The science magazine of Imperial College

In the Margaret Thatcher biopic The Iron Lady, colleagues of Meryl Streep’s Thatcher tell her she will never become Conservative Party leader if she doesn’t do something to sound less shrill. She did just that, hiring a voice coach to lower the pitch of her voice, and went on to become the longest serving Prime Minister of the 20th Century. Now a study suggests that if women want to be better represented in politics, they should lower their voices too.

US scientists conducting research into the electability of political candidates have found that voters consistently prefer male and female candidates with lower pitched voices. “We studied men’s and women’s responses to male and female voices speaking the electorally relevant phrase, ‘I urge you to vote for me this November’,” explains research co-author Dr Casey Klofstad, Professor of Political Science at the University of Miami. “We also examined some of the reasons why participants selected a particular candidate: trustworthiness, confidence and strength.”

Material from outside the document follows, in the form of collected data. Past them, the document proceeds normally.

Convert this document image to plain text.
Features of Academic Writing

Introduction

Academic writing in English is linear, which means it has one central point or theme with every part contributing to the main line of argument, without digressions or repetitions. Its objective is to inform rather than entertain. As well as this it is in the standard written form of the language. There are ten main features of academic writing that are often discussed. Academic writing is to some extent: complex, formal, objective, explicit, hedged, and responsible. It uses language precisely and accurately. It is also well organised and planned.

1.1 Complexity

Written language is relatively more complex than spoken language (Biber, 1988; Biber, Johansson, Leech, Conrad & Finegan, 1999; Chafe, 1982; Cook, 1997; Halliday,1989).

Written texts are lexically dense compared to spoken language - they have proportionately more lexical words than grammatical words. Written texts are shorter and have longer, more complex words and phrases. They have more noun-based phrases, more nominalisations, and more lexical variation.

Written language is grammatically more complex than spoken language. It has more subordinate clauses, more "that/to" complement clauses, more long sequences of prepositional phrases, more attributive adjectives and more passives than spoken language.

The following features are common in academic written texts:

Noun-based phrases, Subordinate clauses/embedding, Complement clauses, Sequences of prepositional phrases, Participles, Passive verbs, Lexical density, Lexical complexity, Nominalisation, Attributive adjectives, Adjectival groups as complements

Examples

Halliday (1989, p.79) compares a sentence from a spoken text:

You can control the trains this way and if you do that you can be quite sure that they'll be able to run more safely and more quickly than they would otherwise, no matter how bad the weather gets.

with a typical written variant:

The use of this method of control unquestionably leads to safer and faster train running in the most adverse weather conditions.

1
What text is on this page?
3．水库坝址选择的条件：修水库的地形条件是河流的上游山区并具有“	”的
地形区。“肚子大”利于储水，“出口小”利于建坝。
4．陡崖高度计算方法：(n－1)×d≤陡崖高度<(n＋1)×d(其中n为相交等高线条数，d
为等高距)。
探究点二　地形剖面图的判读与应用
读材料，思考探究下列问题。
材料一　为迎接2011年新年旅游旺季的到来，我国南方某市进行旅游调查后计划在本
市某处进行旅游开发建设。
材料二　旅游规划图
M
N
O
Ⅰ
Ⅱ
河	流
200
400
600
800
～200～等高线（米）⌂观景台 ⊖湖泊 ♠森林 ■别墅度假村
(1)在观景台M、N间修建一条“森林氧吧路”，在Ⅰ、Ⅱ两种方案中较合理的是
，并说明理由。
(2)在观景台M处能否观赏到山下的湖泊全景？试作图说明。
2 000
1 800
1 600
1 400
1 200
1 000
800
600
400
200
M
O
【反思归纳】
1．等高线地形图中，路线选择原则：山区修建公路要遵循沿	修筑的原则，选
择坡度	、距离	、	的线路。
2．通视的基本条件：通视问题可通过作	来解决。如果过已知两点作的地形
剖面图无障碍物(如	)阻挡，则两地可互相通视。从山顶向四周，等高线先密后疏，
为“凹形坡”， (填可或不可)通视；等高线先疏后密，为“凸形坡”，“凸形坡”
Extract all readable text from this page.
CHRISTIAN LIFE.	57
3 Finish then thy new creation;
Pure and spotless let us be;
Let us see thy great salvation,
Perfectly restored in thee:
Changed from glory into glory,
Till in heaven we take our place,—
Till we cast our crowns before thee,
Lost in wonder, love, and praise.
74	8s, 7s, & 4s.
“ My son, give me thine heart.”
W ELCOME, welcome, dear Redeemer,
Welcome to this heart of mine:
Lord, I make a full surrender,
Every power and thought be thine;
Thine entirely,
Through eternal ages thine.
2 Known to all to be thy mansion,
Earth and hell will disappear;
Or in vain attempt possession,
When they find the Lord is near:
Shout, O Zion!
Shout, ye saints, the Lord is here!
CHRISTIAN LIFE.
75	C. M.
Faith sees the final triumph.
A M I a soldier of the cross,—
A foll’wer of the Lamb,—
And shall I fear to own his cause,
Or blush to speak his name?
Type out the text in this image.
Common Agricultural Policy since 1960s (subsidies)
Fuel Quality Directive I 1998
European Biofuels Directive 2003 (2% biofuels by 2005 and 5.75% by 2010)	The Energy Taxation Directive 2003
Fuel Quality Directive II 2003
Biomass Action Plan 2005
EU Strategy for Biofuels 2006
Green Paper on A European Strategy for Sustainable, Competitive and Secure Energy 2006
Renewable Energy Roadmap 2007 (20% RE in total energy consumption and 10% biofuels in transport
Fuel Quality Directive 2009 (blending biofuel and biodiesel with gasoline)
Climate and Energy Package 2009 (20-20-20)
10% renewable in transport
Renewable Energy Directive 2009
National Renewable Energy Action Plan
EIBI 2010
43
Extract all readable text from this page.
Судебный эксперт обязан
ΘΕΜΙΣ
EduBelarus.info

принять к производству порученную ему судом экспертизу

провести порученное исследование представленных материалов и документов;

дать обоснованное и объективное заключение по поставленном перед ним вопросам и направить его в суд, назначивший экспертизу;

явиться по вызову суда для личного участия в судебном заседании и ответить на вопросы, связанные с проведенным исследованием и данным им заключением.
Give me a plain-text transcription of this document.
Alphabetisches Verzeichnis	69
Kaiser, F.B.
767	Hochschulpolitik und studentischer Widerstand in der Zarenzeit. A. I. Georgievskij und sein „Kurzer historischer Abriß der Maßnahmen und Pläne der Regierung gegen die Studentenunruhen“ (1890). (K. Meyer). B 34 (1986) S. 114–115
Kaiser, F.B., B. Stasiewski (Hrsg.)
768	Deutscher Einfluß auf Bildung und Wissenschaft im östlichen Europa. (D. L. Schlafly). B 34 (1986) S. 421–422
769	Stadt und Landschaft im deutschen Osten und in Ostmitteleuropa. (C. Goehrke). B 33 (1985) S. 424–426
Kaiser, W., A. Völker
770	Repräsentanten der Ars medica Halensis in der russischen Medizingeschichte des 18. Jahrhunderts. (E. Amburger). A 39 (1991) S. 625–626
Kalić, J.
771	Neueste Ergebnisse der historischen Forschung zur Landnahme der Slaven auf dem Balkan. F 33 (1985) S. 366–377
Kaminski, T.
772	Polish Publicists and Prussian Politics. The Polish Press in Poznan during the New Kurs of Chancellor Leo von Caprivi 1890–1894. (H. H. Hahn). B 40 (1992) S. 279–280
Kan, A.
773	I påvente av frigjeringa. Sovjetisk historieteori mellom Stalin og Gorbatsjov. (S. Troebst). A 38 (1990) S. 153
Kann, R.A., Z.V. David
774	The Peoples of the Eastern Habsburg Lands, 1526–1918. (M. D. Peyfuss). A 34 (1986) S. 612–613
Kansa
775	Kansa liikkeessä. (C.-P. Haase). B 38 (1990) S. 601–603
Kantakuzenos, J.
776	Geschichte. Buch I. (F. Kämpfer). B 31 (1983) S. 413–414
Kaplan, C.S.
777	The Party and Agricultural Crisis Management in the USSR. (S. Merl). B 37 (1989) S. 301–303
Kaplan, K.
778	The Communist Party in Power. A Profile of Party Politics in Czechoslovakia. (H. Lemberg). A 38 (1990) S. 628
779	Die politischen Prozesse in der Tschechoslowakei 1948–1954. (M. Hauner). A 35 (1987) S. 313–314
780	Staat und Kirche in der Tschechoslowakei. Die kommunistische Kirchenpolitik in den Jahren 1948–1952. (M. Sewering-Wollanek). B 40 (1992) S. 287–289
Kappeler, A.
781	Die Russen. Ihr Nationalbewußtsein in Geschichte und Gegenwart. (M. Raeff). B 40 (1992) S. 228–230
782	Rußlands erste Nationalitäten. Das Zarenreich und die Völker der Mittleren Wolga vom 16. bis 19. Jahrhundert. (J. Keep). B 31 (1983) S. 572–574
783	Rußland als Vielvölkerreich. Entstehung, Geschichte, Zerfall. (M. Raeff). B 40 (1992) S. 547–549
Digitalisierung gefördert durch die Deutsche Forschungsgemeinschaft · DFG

The results showed that for both male and female candidates the digitally altered lower-pitched voice was judged more electable than the alternative higher-pitched version. “In judgement of women, universally men and women view lower pitched female voices to be more trustworthy, more dominant and stronger,” said Klofstad.

But while a lower pitched voice may be more electable, for women this comes at the expense of their attractiveness to voters. “If you take what we have found in concert with other studies, qualities like strength, attractiveness, electability – all of these things for men go in the same direction,” explained Dr Klofstad. “Low pitch is strong, low is attractive, low is electable. Women face the unique difference that perception of their capacity to lead and their attractiveness go in opposite directions. For women high pitch is attractive, but low is trustworthy and confident; low is electable.”

The findings could partly account for why there are fewer women in high political positions. “We don’t want to say that we have somehow found a universal explanation for gender inequality in political roles,” said Dr Klofstad, “but voice pitch could be one of the factors.”

Many women might see this as an unfair disadvantage in a system already set against them but if they want to beat men at their own game, they may have to lower their tone.